The base bevel makes the board glide faster (less friction), more forgiving at freestyle but you don’t have that immediate grip and you feel a lag in grip when you’re at boilerplate ice.


----------



## Grunky (Mar 21, 2019)

The "issue" (well it's not really an issue, I just try to understand why this board behaves differently than my others) is not "holding" or "gripping" but more about the tilt angle. 
Did you feel the board fighting to reduce the tilt angle on ice? It's gripping, but I really have to force to keep the same tilt when I arrive on an ice patch, but it's not like slipping...


----------



## Yeahti87 (Jan 17, 2019)

Grunky said:


> The "issue" (well it's not really an issue, I just try to understand why this board behaves differently than my others) is not "holding" or "gripping" but more about the tilt angle.
> Did you feel the board fighting to reduce the tilt angle on ice? It's gripping, but I really have to force to keep the same tilt when I arrive on an ice patch, but it's not like slipping...


It is not reducing the edge angle. You feel that way because it won’t grip yet so it’s like sliding before the edge bites in. We’re taking real ice/snowcrete scrapped to ice.

I rode the Assassin Pro being focused on the way it engages on ice and I could feel the moment when the tips were engaged (1 base bevel) and the mid section did not engage yet/was already sliding (2 degree bevel). That was not the decambering feel I know.

When they reopen I will ride it sharpened. If I still find the mid section lacking, I’ll wipe the whole edge the way the tips are tuned. I don’t jib on rails and I don’t need that mid part being forgiving. Apart from that, the board feels really great and I can forsee it staying longer in my quiver.


----------



## Grunky (Mar 21, 2019)

@Yeahti87
Yes I understand what you mean and it makes sense. Yes too I'm talking about real ice or snowcrete. When it's not like this the board is really fun.
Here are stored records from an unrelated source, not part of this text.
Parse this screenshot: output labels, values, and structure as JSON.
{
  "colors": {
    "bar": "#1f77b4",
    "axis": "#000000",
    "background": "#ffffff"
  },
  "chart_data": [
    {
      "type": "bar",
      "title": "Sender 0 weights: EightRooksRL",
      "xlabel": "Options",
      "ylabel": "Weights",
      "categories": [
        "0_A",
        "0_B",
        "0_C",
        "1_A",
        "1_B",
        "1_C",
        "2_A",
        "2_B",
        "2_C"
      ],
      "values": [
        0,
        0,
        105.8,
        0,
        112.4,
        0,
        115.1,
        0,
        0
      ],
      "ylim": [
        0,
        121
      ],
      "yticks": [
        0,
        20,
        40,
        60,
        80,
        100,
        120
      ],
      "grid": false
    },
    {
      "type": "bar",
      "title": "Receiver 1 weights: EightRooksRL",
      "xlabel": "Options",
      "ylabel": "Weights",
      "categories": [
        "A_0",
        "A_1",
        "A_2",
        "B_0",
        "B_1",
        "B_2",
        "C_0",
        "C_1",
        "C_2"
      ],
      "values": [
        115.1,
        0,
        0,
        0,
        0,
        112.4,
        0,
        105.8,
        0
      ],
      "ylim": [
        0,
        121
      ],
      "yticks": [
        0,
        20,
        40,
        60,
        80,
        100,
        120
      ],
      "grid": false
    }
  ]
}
You say your base edge between the feet is -2, and you may takle it back to -1. Don't you need to grind the base to do that?


----------



## Yeahti87 (Jan 17, 2019)

Grunky said:


> @Yeahti87
> Yes I understand what you mean and it makes sense. Yes too I'm talking about real ice or snowcrete. When it's not like this the board is really fun.
> 
> You say your base edge between the feet is -2, and you may takle it back to -1. Don't you need to gring the base to do that?


Yes, it would be necessary. I’ll first give it a try after sharpening (another new board being pretty dull, I don’t get that). Maybe it helps. I just need a bit better grip on ice, I have some ice specialists in that realm anyway. 
If I decide to keep the Pro, I’ll do that (I don’t want to resell a modified board to someone).


----------